Supply commitments have nearly doubled to $95.2 billion, while Nvidia says it now has visibility into approximately $500 billion in combined Blackwell and Rubin revenue opportunities stretching from 2025 through the end of 2026.

The next platform transition is already underway.

CEO Jensen Huang recently confirmed that Nvidia’s Vera Rubin architecture — the successor to Blackwell — is expected to begin shipping commercially during the second half of 2026.

According to Nvidia, the Rubin platform could allow AI models to train using 75% fewer GPUs while reducing inference token costs by roughly 90%.

If achieved, those numbers would represent another major leap in AI economics and further cement Nvidia’s role at the center of the industry.

The May 20 Catalyst

For investors, the next major moment arrives on May 20.

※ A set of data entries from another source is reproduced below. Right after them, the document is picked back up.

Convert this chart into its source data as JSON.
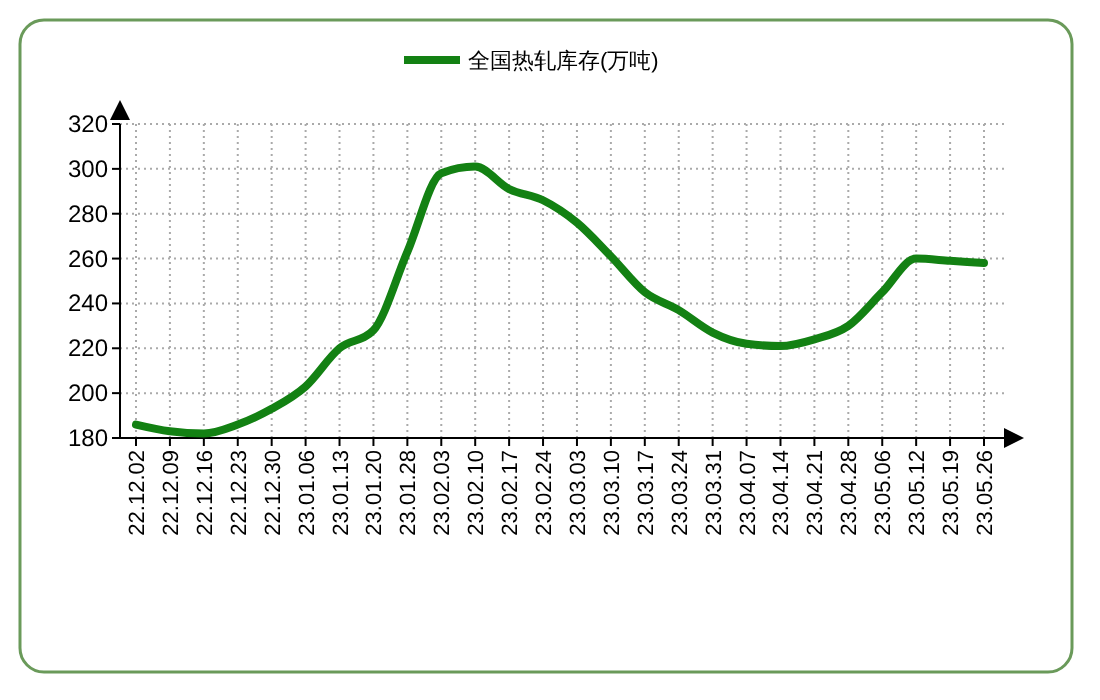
{
  "chart_data": {
    "type": "line",
    "categories": [
      "22.12.02",
      "22.12.09",
      "22.12.16",
      "22.12.23",
      "22.12.30",
      "23.01.06",
      "23.01.13",
      "23.01.20",
      "23.01.28",
      "23.02.03",
      "23.02.10",
      "23.02.17",
      "23.02.24",
      "23.03.03",
      "23.03.10",
      "23.03.17",
      "23.03.24",
      "23.03.31",
      "23.04.07",
      "23.04.14",
      "23.04.21",
      "23.04.28",
      "23.05.06",
      "23.05.12",
      "23.05.19",
      "23.05.26"
    ],
    "series": [
      {
        "name": "全国热轧库存(万吨)",
        "color": "#138113",
        "values": [
          186,
          183,
          182,
          186,
          193,
          203,
          220,
          228,
          263,
          298,
          301,
          291,
          286,
          276,
          261,
          245,
          237,
          227,
          222,
          221,
          224,
          230,
          245,
          260,
          259,
          258
        ]
      }
    ],
    "ylim": [
      180,
      320
    ],
    "yticks": [
      180,
      200,
      220,
      240,
      260,
      280,
      300,
      320
    ],
    "grid": true,
    "legend": "top",
    "marker": "none",
    "line_style": "solid"
  }
}
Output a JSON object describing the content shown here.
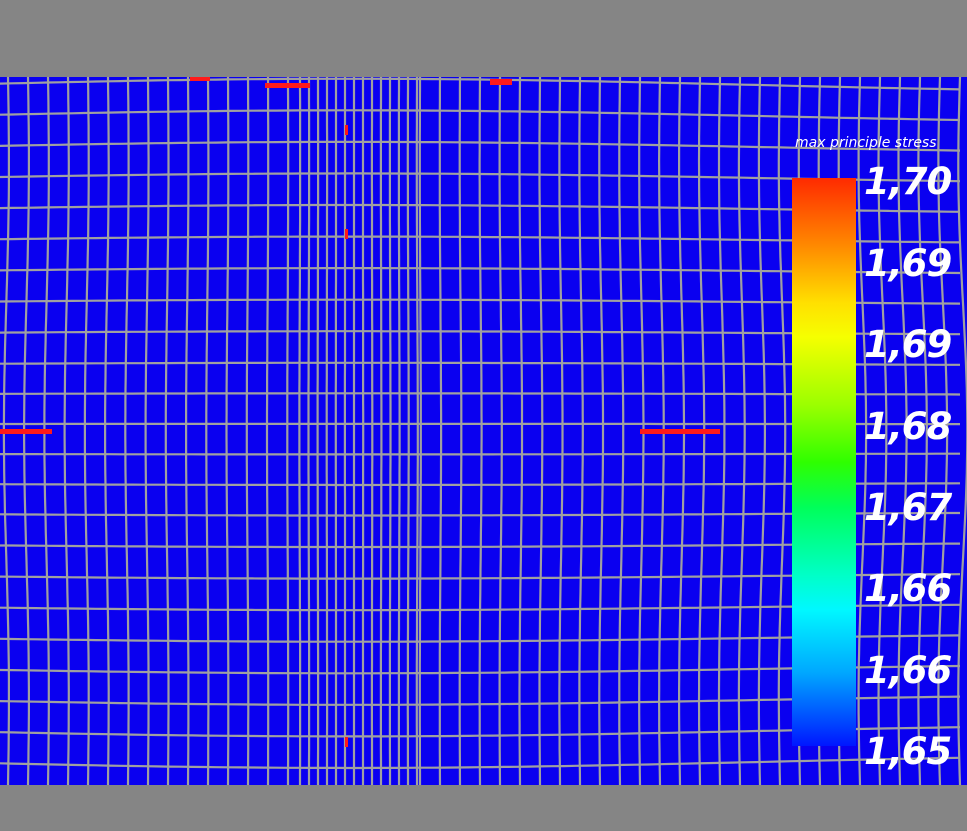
{
  "legend": {
    "title": "max principle stress",
    "ticks": [
      "1,70",
      "1,69",
      "1,69",
      "1,68",
      "1,67",
      "1,66",
      "1,66",
      "1,65"
    ],
    "gradient_colors": [
      "#ff2a00",
      "#ffe000",
      "#2fff00",
      "#00f8ff",
      "#0016ff"
    ]
  },
  "colors": {
    "background": "#858585",
    "field": "#0a00f0",
    "mesh_lines": "#a0a0a0",
    "hotspot": "#ff1a1a"
  }
}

Nvidia’s upcoming earnings report is widely viewed as one of the most important events of the quarter for the entire technology sector, with Wall Street closely focused on Blackwell demand, margins, and forward guidance.

Historically, Nvidia earnings reports have produced sharp stock moves, and options markets are already pricing in the potential for a swing of 5% or more in either direction.

The backdrop may favor upside.

Meta recently raised the upper end of its capital expenditure forecast to $145 billion, while Microsoft announced plans to spend roughly $190 billion in calendar year 2026 — far above previous Wall Street expectations.

That spending wave directly feeds Nvidia’s ecosystem.

Wall Street currently expects Nvidia to generate adjusted earnings of $8.34 per share in fiscal 2027, compared with $4.77 in fiscal 2026.

At current levels, that places NVDA at roughly 24 times forward earnings — a valuation many investors view as surprisingly modest for a company still growing revenue at a 65% annual pace.

The AI boom is no longer theoretical.

Nvidia remains its central engine.

The question now is whether Wall Street is finally ready to reward the company for it again.